In a perfect world production and development would be identical, all production issues would be easy to reproduce in development, and logging and error handling would be sufficient to diagnose any problem.
But what do you do when you have a problem that doesn't happen in a perfect world -- that you can't diagnose normally, doesn't occur in dev, shows nothing abnormal in logs, etc.? At some point you need the ability to inspect the actual thing. It's like diagnosing a problem with a bridge by doing experiments on a scale model replica. Doesn't always work.
In that case I'd agree with you, and you should still allow for the possibly of logging in via ssh, while aiming to reduce that need and focus on automation as much as possible, or as much as it's appropriate and possible for your environment, rather.

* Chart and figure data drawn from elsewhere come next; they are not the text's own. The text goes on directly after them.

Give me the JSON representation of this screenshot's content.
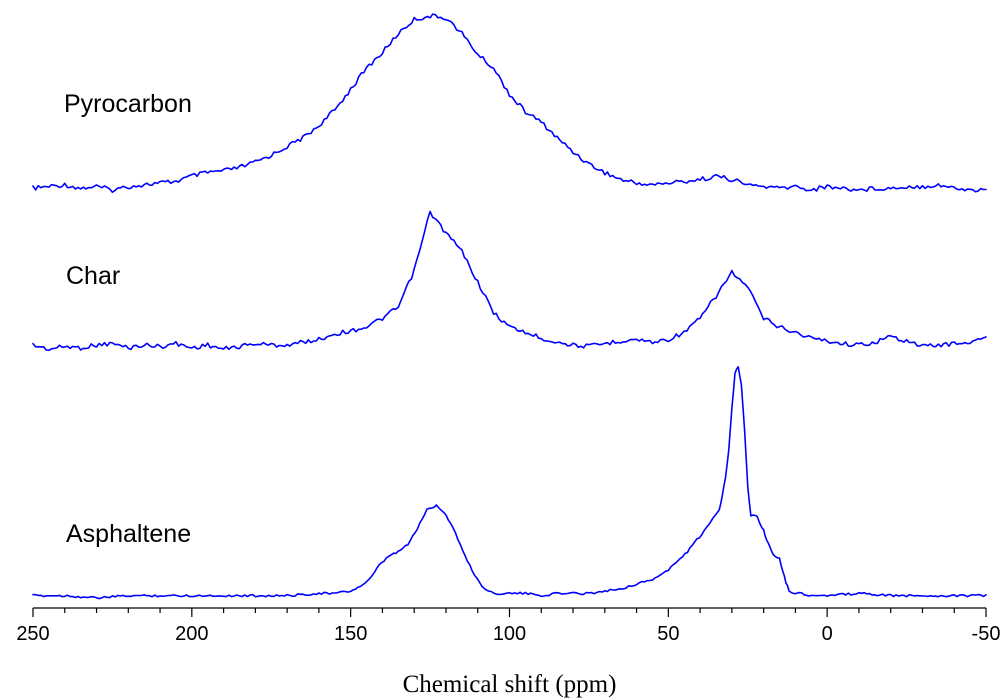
{
  "chart_data": {
    "type": "line",
    "title": "",
    "xlabel": "Chemical shift (ppm)",
    "ylabel": "",
    "xlim": [
      250,
      -50
    ],
    "x_reversed": true,
    "grid": false,
    "legend": "none (series labelled inline at left of each trace)",
    "xticks": [
      250,
      200,
      150,
      100,
      50,
      0,
      -50
    ],
    "xtick_labels": [
      "250",
      "200",
      "150",
      "100",
      "50",
      "0",
      "-50"
    ],
    "line_color": "#0000ff",
    "series": [
      {
        "name": "Pyrocarbon",
        "x": [
          250,
          245,
          240,
          235,
          230,
          225,
          220,
          215,
          210,
          205,
          200,
          195,
          190,
          185,
          180,
          175,
          170,
          165,
          160,
          155,
          150,
          145,
          140,
          135,
          130,
          125,
          120,
          115,
          110,
          105,
          100,
          95,
          90,
          85,
          80,
          75,
          70,
          65,
          60,
          55,
          50,
          45,
          40,
          35,
          30,
          25,
          20,
          15,
          10,
          5,
          0,
          -5,
          -10,
          -15,
          -20,
          -25,
          -30,
          -35,
          -40,
          -45,
          -50
        ],
        "y": [
          0.01,
          0.02,
          0.03,
          0.01,
          0.02,
          0.0,
          0.02,
          0.03,
          0.04,
          0.05,
          0.08,
          0.1,
          0.11,
          0.13,
          0.16,
          0.2,
          0.25,
          0.3,
          0.37,
          0.46,
          0.58,
          0.7,
          0.79,
          0.9,
          0.98,
          1.0,
          0.99,
          0.9,
          0.78,
          0.7,
          0.55,
          0.45,
          0.39,
          0.3,
          0.22,
          0.15,
          0.1,
          0.06,
          0.04,
          0.03,
          0.04,
          0.05,
          0.06,
          0.08,
          0.06,
          0.03,
          0.02,
          0.01,
          0.02,
          0.0,
          0.02,
          0.01,
          0.0,
          0.01,
          0.01,
          0.02,
          0.02,
          0.03,
          0.01,
          0.0,
          0.0
        ]
      },
      {
        "name": "Char",
        "x": [
          250,
          245,
          240,
          235,
          230,
          225,
          220,
          215,
          210,
          205,
          200,
          195,
          190,
          185,
          180,
          175,
          170,
          165,
          160,
          155,
          150,
          145,
          140,
          135,
          130,
          125,
          120,
          115,
          110,
          105,
          100,
          95,
          90,
          85,
          80,
          75,
          70,
          65,
          60,
          55,
          50,
          45,
          40,
          35,
          30,
          25,
          20,
          15,
          10,
          5,
          0,
          -5,
          -10,
          -15,
          -20,
          -25,
          -30,
          -35,
          -40,
          -45,
          -50
        ],
        "y": [
          0.05,
          0.02,
          0.04,
          0.03,
          0.05,
          0.06,
          0.03,
          0.05,
          0.04,
          0.06,
          0.03,
          0.05,
          0.02,
          0.04,
          0.06,
          0.05,
          0.05,
          0.07,
          0.09,
          0.13,
          0.15,
          0.18,
          0.24,
          0.32,
          0.58,
          1.0,
          0.85,
          0.72,
          0.5,
          0.28,
          0.18,
          0.14,
          0.1,
          0.07,
          0.05,
          0.04,
          0.06,
          0.08,
          0.09,
          0.07,
          0.09,
          0.14,
          0.24,
          0.4,
          0.57,
          0.46,
          0.24,
          0.18,
          0.14,
          0.1,
          0.08,
          0.06,
          0.05,
          0.07,
          0.11,
          0.08,
          0.04,
          0.05,
          0.06,
          0.07,
          0.1
        ]
      },
      {
        "name": "Asphaltene",
        "x": [
          250,
          240,
          230,
          220,
          210,
          200,
          190,
          180,
          170,
          160,
          155,
          150,
          147,
          144,
          141,
          138,
          135,
          132,
          129,
          126,
          123,
          120,
          117,
          114,
          111,
          108,
          105,
          100,
          95,
          90,
          85,
          80,
          75,
          70,
          65,
          60,
          55,
          50,
          47,
          44,
          41,
          38,
          36,
          34,
          33,
          32,
          31,
          30,
          29,
          28,
          27,
          26,
          25,
          24,
          23,
          22,
          21,
          20,
          19,
          18,
          17,
          16,
          15,
          14,
          13,
          12,
          10,
          8,
          5,
          0,
          -10,
          -20,
          -30,
          -40,
          -50
        ],
        "y": [
          0.01,
          0.01,
          0.0,
          0.01,
          0.01,
          0.01,
          0.01,
          0.01,
          0.01,
          0.02,
          0.02,
          0.03,
          0.05,
          0.08,
          0.14,
          0.18,
          0.2,
          0.23,
          0.3,
          0.38,
          0.4,
          0.36,
          0.28,
          0.18,
          0.1,
          0.04,
          0.02,
          0.02,
          0.02,
          0.01,
          0.02,
          0.02,
          0.02,
          0.03,
          0.04,
          0.06,
          0.08,
          0.12,
          0.16,
          0.2,
          0.25,
          0.3,
          0.34,
          0.38,
          0.44,
          0.52,
          0.64,
          0.82,
          0.97,
          1.0,
          0.92,
          0.72,
          0.48,
          0.35,
          0.36,
          0.35,
          0.32,
          0.29,
          0.25,
          0.22,
          0.19,
          0.18,
          0.17,
          0.12,
          0.07,
          0.03,
          0.02,
          0.02,
          0.01,
          0.01,
          0.02,
          0.01,
          0.01,
          0.01,
          0.01
        ]
      }
    ]
  }
}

Launch a copy of that server with a new image (which I would hope is under a load balancer), update the sysctl.conf file template with a larger fs.file-max limit in whatever config management system you use for that instance, resume logging under freshly cloned instance.
How would you know to do that at all? The proposed issue is that the file handles are exhausted. Thus logging doesn't actually work, and thus you don't know anything about the problem except 'it's not working'. Your solution presupposed that you have figured out the issue, but the question is how do you find out about the problem at all. Without SSH/debugger/whatever, what is the process to inspect the system to find the problem?
After dealing with different enterprise systems in AWS for a few years now, I'd say that this is what AWS ELB feature to remove a system out of an ASG as part of its lifecycle exists for. If you aren't using similar horizontal scaling strategies, you have a disaster waiting to happen basically and basically deserve an outage you can't diagnose / RCA well. If you can't ssh in afterwards that means your provisioning for automation / instrumentation and you should stay be able to isolate attention to that part of an instance's lifecycle.
Great question. I'd probably look into something like Sysdig Cloud that can collect that information through its own agent, or one of the tools mentioned by seanp2k2. I do also agree with his point on edge cases though, it should be the goal for the majority of your infrastructure while still allowing for edge cases.